德森的手按住莉莉的脖子,覆在她的後頸上面,莉莉不安的打了個哆嗦。
他把人輕輕往前推了推,彎身:“陛下想要的人,我給帶來了。”
那雙眼睛是冰冷的琥珀色,辛闕從軟椅上站了起來,將書放在一側:“你先出去。”
弗萊·德森出去了,只留下莉莉和辛闕二人。
莉莉從小便在辛闕身邊照顧,她甚至比辛闕小一些,雖說是個小小的侍女,但是辛闕在翡冷翠中最信任的人。
莉莉在德森關門的一瞬,終於繃不住了,眼淚從那雙大眼睛中溢了出來,聲音顫抖:“我以爲再也見不到陛下了……”
辛闕沉默着走到莉莉面前,他穿着亞麻編織的鞋,從繩結中露出小巧雪白的腳趾,一圈細小的蕾絲襯的他的腳踝纖細又漂亮,那圈蕾絲像是女孩穿的東西,但是佈置在鞋上又不顯得女氣,這雙鞋是加奈斯爲辛闕挑選的,應該說他所有的鞋還有衣服,都是按照加奈斯的喜好來的。
加奈斯用他的“霸權”,不動聲色的掌控了辛闕的一切,不知從什麼時候開始,送來的衣服都是他曾經沒有穿過的,並且都有一個共同的特點,那便是完全的契合了加奈斯詭異的癖好。
莉莉的眼睛落在了辛闕的腳上,她臉上露出一絲疑惑。
辛闕的長相十分的秀氣,更可以用漂亮來形容,Omega天生比較的柔美,但是她的陛下並不喜歡這樣柔弱的身體以及迤邐的長相,辛闕的衣服都很簡單,沒有這些花裡胡哨的東西,莉莉擡眼看上去,辛闕穿的褲子以及衣服也都異常的精緻,他被打扮的就像是個櫥窗中展示的娃娃。

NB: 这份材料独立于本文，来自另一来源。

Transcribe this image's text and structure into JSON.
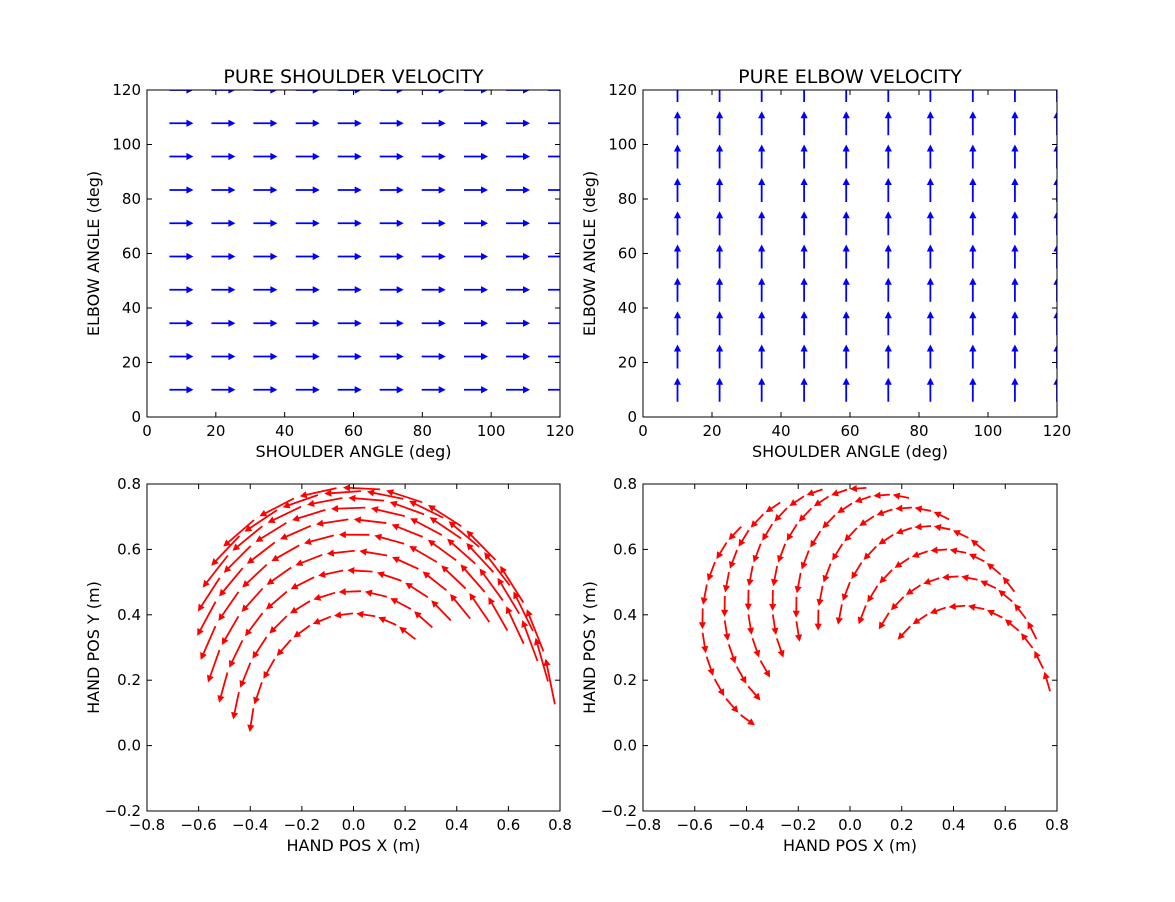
{
  "figure": {
    "background": "#ffffff",
    "arrow_colors": {
      "joint_space": "#0000ff",
      "hand_space": "#ff0000"
    }
  },
  "chart_data": [
    {
      "type": "quiver",
      "title": "PURE SHOULDER VELOCITY",
      "xlabel": "SHOULDER ANGLE (deg)",
      "ylabel": "ELBOW ANGLE (deg)",
      "xlim": [
        0,
        120
      ],
      "ylim": [
        0,
        120
      ],
      "xticks": [
        "0",
        "20",
        "40",
        "60",
        "80",
        "100",
        "120"
      ],
      "yticks": [
        "0",
        "20",
        "40",
        "60",
        "80",
        "100",
        "120"
      ],
      "grid": false,
      "color": "#0000ff",
      "field": {
        "kind": "joint",
        "x": [
          10,
          22.2,
          34.4,
          46.7,
          58.9,
          71.1,
          83.3,
          95.6,
          107.8,
          120
        ],
        "y": [
          10,
          22.2,
          34.4,
          46.7,
          58.9,
          71.1,
          83.3,
          95.6,
          107.8,
          120
        ],
        "direction": [
          1,
          0
        ]
      }
    },
    {
      "type": "quiver",
      "title": "PURE ELBOW VELOCITY",
      "xlabel": "SHOULDER ANGLE (deg)",
      "ylabel": "ELBOW ANGLE (deg)",
      "xlim": [
        0,
        120
      ],
      "ylim": [
        0,
        120
      ],
      "xticks": [
        "0",
        "20",
        "40",
        "60",
        "80",
        "100",
        "120"
      ],
      "yticks": [
        "0",
        "20",
        "40",
        "60",
        "80",
        "100",
        "120"
      ],
      "grid": false,
      "color": "#0000ff",
      "field": {
        "kind": "joint",
        "x": [
          10,
          22.2,
          34.4,
          46.7,
          58.9,
          71.1,
          83.3,
          95.6,
          107.8,
          120
        ],
        "y": [
          10,
          22.2,
          34.4,
          46.7,
          58.9,
          71.1,
          83.3,
          95.6,
          107.8,
          120
        ],
        "direction": [
          0,
          1
        ]
      }
    },
    {
      "type": "quiver",
      "title": "",
      "xlabel": "HAND POS X (m)",
      "ylabel": "HAND POS Y (m)",
      "xlim": [
        -0.8,
        0.8
      ],
      "ylim": [
        -0.2,
        0.8
      ],
      "xticks": [
        "−0.8",
        "−0.6",
        "−0.4",
        "−0.2",
        "0.0",
        "0.2",
        "0.4",
        "0.6",
        "0.8"
      ],
      "yticks": [
        "−0.2",
        "0.0",
        "0.2",
        "0.4",
        "0.6",
        "0.8"
      ],
      "grid": false,
      "color": "#ff0000",
      "field": {
        "kind": "hand",
        "shoulder_deg": [
          10,
          22.2,
          34.4,
          46.7,
          58.9,
          71.1,
          83.3,
          95.6,
          107.8,
          120
        ],
        "elbow_deg": [
          10,
          22.2,
          34.4,
          46.7,
          58.9,
          71.1,
          83.3,
          95.6,
          107.8,
          120
        ],
        "upper_arm_m": 0.44,
        "forearm_m": 0.35,
        "joint_velocity": [
          1,
          0
        ]
      }
    },
    {
      "type": "quiver",
      "title": "",
      "xlabel": "HAND POS X (m)",
      "ylabel": "HAND POS Y (m)",
      "xlim": [
        -0.8,
        0.8
      ],
      "ylim": [
        -0.2,
        0.8
      ],
      "xticks": [
        "−0.8",
        "−0.6",
        "−0.4",
        "−0.2",
        "0.0",
        "0.2",
        "0.4",
        "0.6",
        "0.8"
      ],
      "yticks": [
        "−0.2",
        "0.0",
        "0.2",
        "0.4",
        "0.6",
        "0.8"
      ],
      "grid": false,
      "color": "#ff0000",
      "field": {
        "kind": "hand",
        "shoulder_deg": [
          10,
          22.2,
          34.4,
          46.7,
          58.9,
          71.1,
          83.3,
          95.6,
          107.8,
          120
        ],
        "elbow_deg": [
          10,
          22.2,
          34.4,
          46.7,
          58.9,
          71.1,
          83.3,
          95.6,
          107.8,
          120
        ],
        "upper_arm_m": 0.44,
        "forearm_m": 0.35,
        "joint_velocity": [
          0,
          1
        ]
      }
    }
  ]
}
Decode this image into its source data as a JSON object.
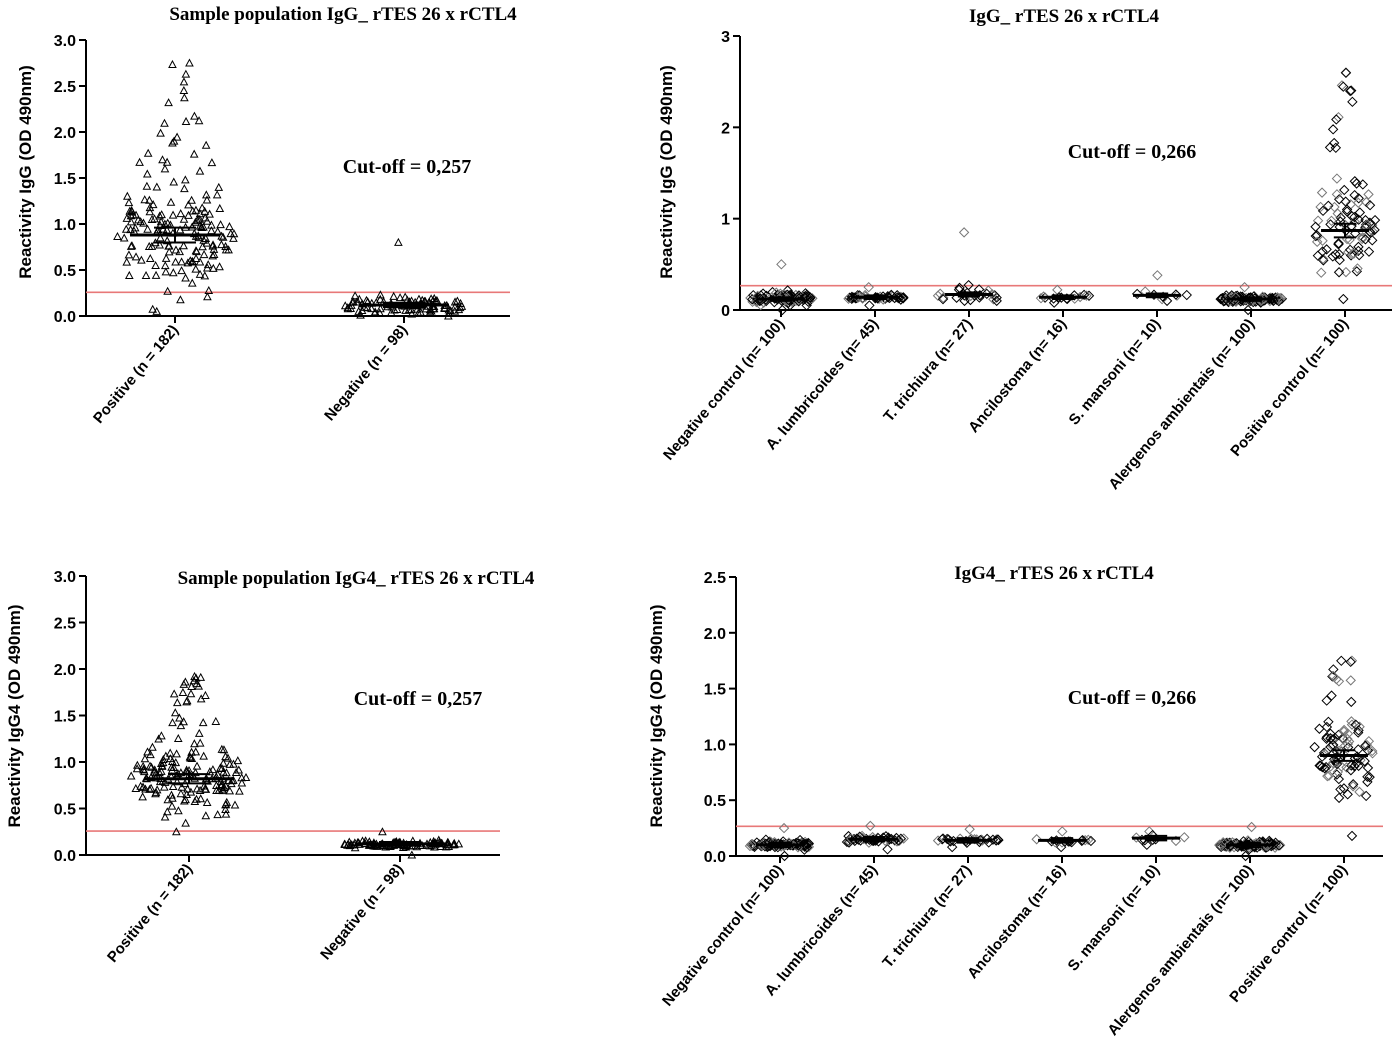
{
  "colors": {
    "cutoff_line": "#e87878",
    "axis": "#000000",
    "point": "#000000",
    "point_gray": "#777777"
  },
  "chart_data": [
    {
      "id": "p1",
      "type": "scatter",
      "title": "Sample population  IgG_ rTES  26 x rCTL4",
      "ylabel": "Reactivity  IgG  (OD 490nm)",
      "ylim": [
        0,
        3.0
      ],
      "yticks": [
        "0.0",
        "0.5",
        "1.0",
        "1.5",
        "2.0",
        "2.5",
        "3.0"
      ],
      "ytick_values": [
        0,
        0.5,
        1.0,
        1.5,
        2.0,
        2.5,
        3.0
      ],
      "cutoff_label": "Cut-off = 0,257",
      "cutoff": 0.257,
      "marker": "triangle",
      "grid": false,
      "groups": [
        {
          "label": "Positive (n = 182)",
          "n": 182,
          "mean": 0.88,
          "min": 0.05,
          "max": 2.75
        },
        {
          "label": "Negative (n = 98)",
          "n": 98,
          "mean": 0.12,
          "min": 0.0,
          "max": 0.8
        }
      ]
    },
    {
      "id": "p2",
      "type": "scatter",
      "title": "IgG_ rTES  26 x rCTL4",
      "ylabel": "Reactivity  IgG  (OD 490nm)",
      "ylim": [
        0,
        3
      ],
      "yticks": [
        "0",
        "1",
        "2",
        "3"
      ],
      "ytick_values": [
        0,
        1,
        2,
        3
      ],
      "cutoff_label": "Cut-off = 0,266",
      "cutoff": 0.266,
      "marker": "diamond",
      "grid": false,
      "groups": [
        {
          "label": "Negative control (n= 100)",
          "n": 100,
          "mean": 0.12,
          "min": 0.0,
          "max": 0.5
        },
        {
          "label": "A. lumbricoides (n= 45)",
          "n": 45,
          "mean": 0.14,
          "min": 0.05,
          "max": 0.25
        },
        {
          "label": "T. trichiura (n= 27)",
          "n": 27,
          "mean": 0.17,
          "min": 0.1,
          "max": 0.85
        },
        {
          "label": "Ancilostoma (n= 16)",
          "n": 16,
          "mean": 0.14,
          "min": 0.08,
          "max": 0.22
        },
        {
          "label": "S. mansoni (n= 10)",
          "n": 10,
          "mean": 0.16,
          "min": 0.1,
          "max": 0.38
        },
        {
          "label": "Alergenos ambientais (n= 100)",
          "n": 100,
          "mean": 0.12,
          "min": 0.0,
          "max": 0.25
        },
        {
          "label": "Positive control (n= 100)",
          "n": 100,
          "mean": 0.87,
          "min": 0.12,
          "max": 2.6
        }
      ]
    },
    {
      "id": "p3",
      "type": "scatter",
      "title": "Sample population  IgG4_ rTES  26 x rCTL4",
      "ylabel": "Reactivity  IgG4  (OD 490nm)",
      "ylim": [
        0,
        3.0
      ],
      "yticks": [
        "0.0",
        "0.5",
        "1.0",
        "1.5",
        "2.0",
        "2.5",
        "3.0"
      ],
      "ytick_values": [
        0,
        0.5,
        1.0,
        1.5,
        2.0,
        2.5,
        3.0
      ],
      "cutoff_label": "Cut-off = 0,257",
      "cutoff": 0.257,
      "marker": "triangle",
      "grid": false,
      "groups": [
        {
          "label": "Positive (n = 182)",
          "n": 182,
          "mean": 0.82,
          "min": 0.25,
          "max": 1.92
        },
        {
          "label": "Negative (n = 98)",
          "n": 98,
          "mean": 0.12,
          "min": 0.0,
          "max": 0.25
        }
      ]
    },
    {
      "id": "p4",
      "type": "scatter",
      "title": "IgG4_ rTES  26 x rCTL4",
      "ylabel": "Reactivity  IgG4  (OD 490nm)",
      "ylim": [
        0,
        2.5
      ],
      "yticks": [
        "0.0",
        "0.5",
        "1.0",
        "1.5",
        "2.0",
        "2.5"
      ],
      "ytick_values": [
        0,
        0.5,
        1.0,
        1.5,
        2.0,
        2.5
      ],
      "cutoff_label": "Cut-off = 0,266",
      "cutoff": 0.266,
      "marker": "diamond",
      "grid": false,
      "groups": [
        {
          "label": "Negative control (n= 100)",
          "n": 100,
          "mean": 0.1,
          "min": 0.0,
          "max": 0.25
        },
        {
          "label": "A. lumbricoides (n= 45)",
          "n": 45,
          "mean": 0.15,
          "min": 0.06,
          "max": 0.27
        },
        {
          "label": "T. trichiura (n= 27)",
          "n": 27,
          "mean": 0.14,
          "min": 0.08,
          "max": 0.24
        },
        {
          "label": "Ancilostoma (n= 16)",
          "n": 16,
          "mean": 0.14,
          "min": 0.08,
          "max": 0.22
        },
        {
          "label": "S. mansoni (n= 10)",
          "n": 10,
          "mean": 0.16,
          "min": 0.1,
          "max": 0.22
        },
        {
          "label": "Alergenos ambientais (n= 100)",
          "n": 100,
          "mean": 0.1,
          "min": 0.0,
          "max": 0.26
        },
        {
          "label": "Positive control (n= 100)",
          "n": 100,
          "mean": 0.9,
          "min": 0.18,
          "max": 1.75
        }
      ]
    }
  ]
}
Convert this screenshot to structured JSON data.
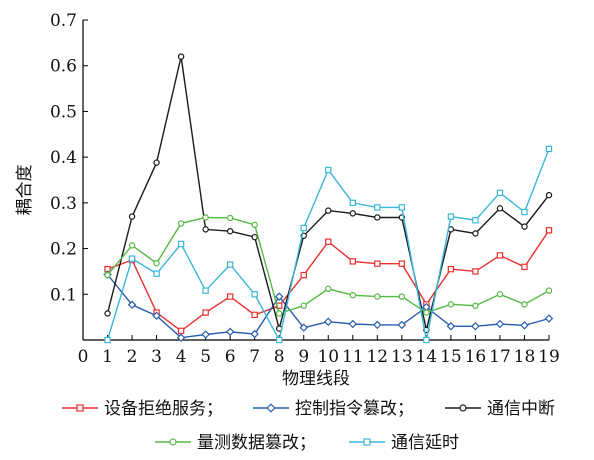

這奇怪的念頭從莉莉的心中冒出來,把她自己都嚇了一跳,這是多麼不尊敬的事情,她在心中想到。
辛闕感受到了莉莉的眼光,他有些不自在的縮了縮腳趾,耳根泛紅。
辛闕把心中淡淡的羞恥強壓了下去,他在莉莉的注視中慢慢的蹲下了身子,與她齊平。
莉莉臉上露出一抹激動的神色,她的聲音都顫抖了起來:“陛下……?”
辛闕輕咳一聲:“是我將你找回來的。”
莉莉捲曲的金髮落在辛闕的膝蓋上,她有些惶恐的想將頭髮拿開,卻在意料之外的被辛闕給用手指繞着。
莉莉的眼淚又溢了出來,她顫抖着嘴脣親吻了一下辛闕的手指,離開後絮絮道:“請原諒我……請原諒我,陛下,我只是太思念您了。”
莉莉的表現就像是個虔誠的教徒,她的大眼睛中只有辛闕的模樣。
對的,莉莉對辛闕有一種近乎奇怪的迷戀,她從小便呆在這個Omega的身邊,把他視作神祗。
辛闕鬆了一口氣,他衝莉莉露出一個笑容,也吻了吻她的頭髮。
莉莉更激動了,她幾乎快要控制不住自己的情緒。
辛闕的手擡起她的下巴,兩人的眼睛直直的望着對方:“巴納比·貝德真的死了。”
莉莉垂下眼睛,露出一絲悲慼的神色:“噢,在聽到那個消息的一刻,我簡直不敢相信那是真的,我們的元帥竟然死了。”
“莉莉!”辛闕忽然高聲叫道,“你明白我的意思。”
莉莉的臉色僵硬了一下,她有些心虛的擡起眼睛。
辛闕的臉色嚴肅起來:“巴納比·貝德死了,但是又有另外一個人住進了翡冷翠。”
辛闕的聲音顫了顫,他像是被哽住了,臉色有些不自然,深吸一口氣後:“莉莉,我不開心,我……過的不好。”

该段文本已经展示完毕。